De kinderrechter heeft op 2 december 2011 al een machtiging verleend voor de uithuisplaatsing van de minderjarigen, die geldig was tot 14 december 2011. Tijdens de zitting op 12 december 2011 is de zaak behandeld met gesloten deuren, waarbij de moeder en haar advocaat aanwezig waren, evenals vertegenwoordigers van Bureau Jeugdzorg. De kinderrechter heeft vastgesteld dat de moeder niet in staat is om voor de minderjarigen te zorgen en dat er geen zicht is op verbetering van de situatie. De vader van de minderjarigen was niet verschenen.

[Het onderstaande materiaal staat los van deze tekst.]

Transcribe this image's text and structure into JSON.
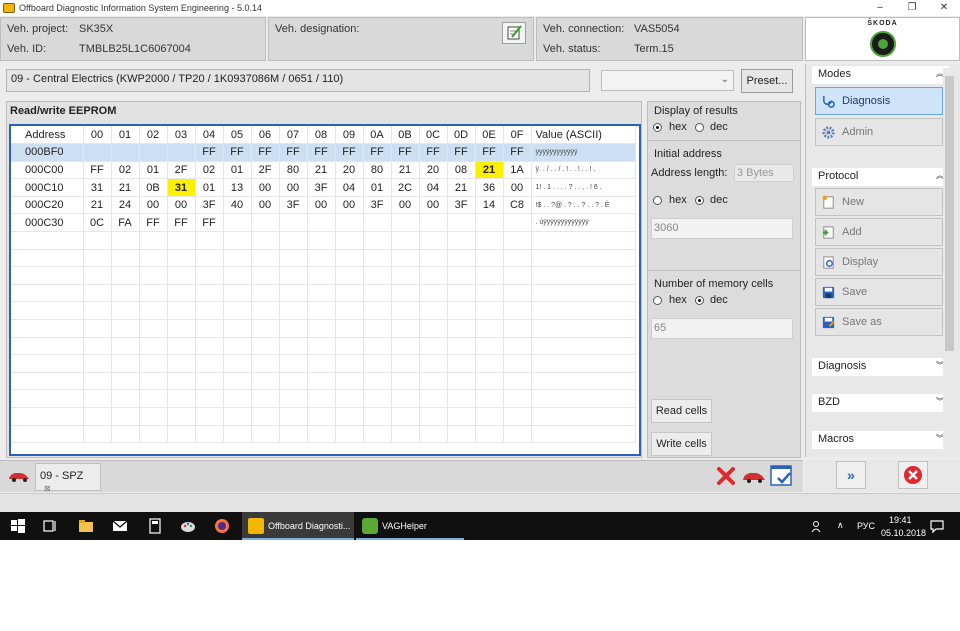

De kinderrechter heeft besloten om de machtiging tot uithuisplaatsing te verlengen van 14 december 2011 tot 22 december 2011, in afwachting van verdere ontwikkelingen en het verhoor van de minderjarige sub 1. De beslissing is uitvoerbaar bij voorraad verklaard, wat betekent dat de uithuisplaatsing onmiddellijk kan worden uitgevoerd, ongeacht eventuele rechtsmiddelen die de moeder zou kunnen aanwenden. De kinderrechter heeft de verzoeken voor het overige aangehouden tot de volgende zitting op 22 december 2011.